Alberto Loza Nehmad
Alberto Loza Nehmad

Desde la otra esquina:
Traducciones de artículos, entrevistas, etc.

El Sitio de Leningrado, 70 años después

Por Daniel Beer

Publicado originalmente como “All Hearts Were Chilled”, Literary Review, Londres, septiembre 2011 (http://www.literaryreview.co.uk/beer_09_11.html). Traducido por Alberto Loza Nehmad.

Reseña del libro de Anna Reid, Leningrad: Tragedy of a City Under Siege, 1941-44 (Leningrado: tragedia de una ciudad bajo asedio. Bloomsbury, 512 pp.).

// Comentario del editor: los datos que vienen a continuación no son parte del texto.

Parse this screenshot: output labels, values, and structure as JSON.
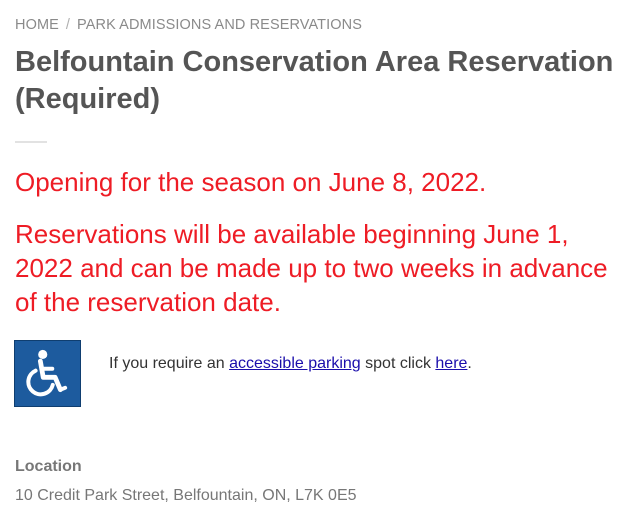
{
  "breadcrumb": {
    "home": "HOME",
    "separator": "/",
    "current": "PARK ADMISSIONS AND RESERVATIONS"
  },
  "page_title": "Belfountain Conservation Area Reservation (Required)",
  "notices": {
    "opening": "Opening for the season on June 8, 2022.",
    "reservations": "Reservations will be available beginning June 1, 2022 and can be made up to two weeks in advance of the reservation date."
  },
  "accessibility": {
    "icon": "wheelchair-icon",
    "text_before": "If you require an ",
    "link_parking": "accessible parking",
    "text_middle": " spot click ",
    "link_here": "here",
    "text_after": "."
  },
  "location": {
    "label": "Location",
    "address": "10 Credit Park Street, Belfountain, ON, L7K 0E5"
  },
  "colors": {
    "notice": "#ee1c25",
    "title": "#555555",
    "link": "#1a0dab",
    "icon_background": "#1d5b9e"
  }
}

Quien actualmente conduce desde el Aeropuerto Pulkovo hacia San Petersburgo, pasa por un enorme monumento recordatorio del sitio de Leningrado al borde de la ciudad. Un vasto obelisco tiene por delante filas de soldados y obreros, hombres y mujeres que se dirigen marchando sin temor en dirección a la primera línea de batalla a pocos kilómetros al sur. Erigido a inicios de los años setenta, el monumento simboliza una soviética y ahora en gran medida rusa versión inalterada de los generosos y unidos blokadniki [sobrevivientes] que defendieron a su sitiada ciudad. Leningrado: tragedia de una ciudad bajo asedio no busca borrar completamente esta poderosa historia de heroísmo, sino que sostiene que la realidad del sitio fue mucho más complicada y ambigua. En una magistral narración de esa historia a la vez inspiradora y sobrecogedora, Reid reconstruye las vidas de aquellos atrapados en uno de los conflictos claves de la Segunda Guerra Mundial y una de las más grandes tragedias  humanas del siglo veinte.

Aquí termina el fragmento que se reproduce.